Although many colleges have used social-marketing techniques to address alcohol issues, the mental health campaign will break new ground when it is introduced next fall. In addition, last year the Institute started screening freshmen to identify students who might develop drinking problems. These students participate in a two-session program that helps them evaluate the role alcohol is playing in their lives. And this year’s freshmen were the first whose initial health screening included questions meant to flag mental health needs. Siegel personally contacted all students who said they wanted an appointment.
At the grass-roots level, the Institute is putting more emphasis on training for housemasters, tutors, and resident advisers. Training sessions that previously had been held only during orientation have been extended throughout the year. About 60 undergraduate liaisons to MIT Medical take training classes spread over a semester and supplemented with periodic updates. These students, called MedLINKS, provide all kinds of medical information and referrals to students who are comfortable talking only with their peers.
Siegel plans to emphasize a community-based prevention model for the Mental Health Service, with clinicians presenting programs to students in their own residences. Stewart cautions that “it’s touchy bringing mental health into the dorms, because sometimes students wonder if they’re being spied on.” Starting last year, clinicians from the Mental Health Service were assigned to every on- and off-campus residence. Serving as resources for housemasters, tutors, and advisers, these mental health professionals attend house meetings with housemasters and tutors and upon request present programs to the students. Randolph-who once headed Counseling and Support Services, a center that provides students with emotional and academic counseling-is now a housemaster in Bexley and is a resource to all housemasters and students.

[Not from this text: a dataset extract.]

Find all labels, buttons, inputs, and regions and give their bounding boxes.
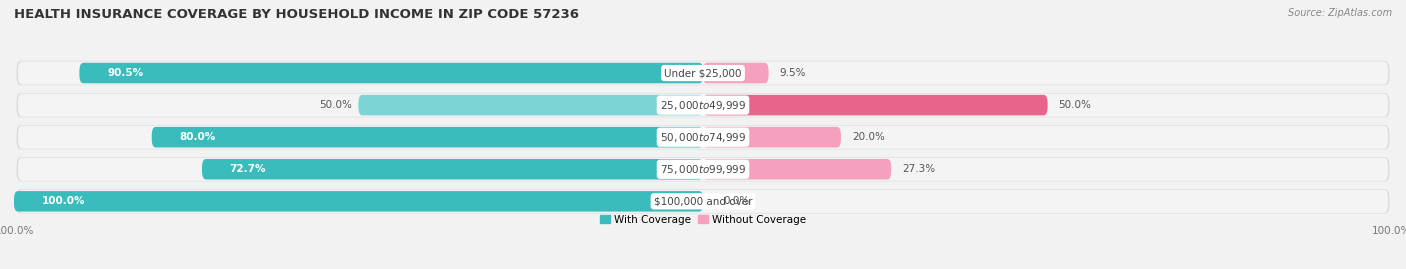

In another effort to reach out to students, in 2001 MIT hired new student-life support professionals. Known as residential life associates, they live in the dorms, develop relationships with students and help housemasters with programming. And an experimental residence-based advising program for freshmen, now in its third year in McCormick and Next House, pairs freshmen with older students-all MedLINKS-who help new students make the transition to college life. The hope is that students will feel more comfortable talking about mental health issues with people they know well in their residence halls.
And for those students who feel threatened by the Mental Health Service, the more approachable Counseling and Support Services provides help with academic and personal issues. This arm of the Office of the Dean for Student Life works closely with mental health clinicians to solve problems and coordinate outreach efforts.
Despite all the improvements, some believe MIT could do better. One of the more persistent desires is for the Mental Health Service to extend its evening hours to 11 o’clock. Students would like adults to be available to them in their residences after hours, and some housemasters and graduate tutors would like to see more associate housemasters and tutors. MedLINKS, who most often work alone, say they would like opportunities to network with one another, and tutors express enthusiasm for working in teams with MedLINKS.
Above all, Randolph cautions, mental health problems are not easily solved. That reality is difficult for people who are accustomed to solving problems. “This is a pastoral endeavor,” he says. “It’s a process, not an outcome, and that’s really the hard part. We will have tragedies from time to time. The real issue will be how we respond and [whether] we learn from our experiences and grow as things change.”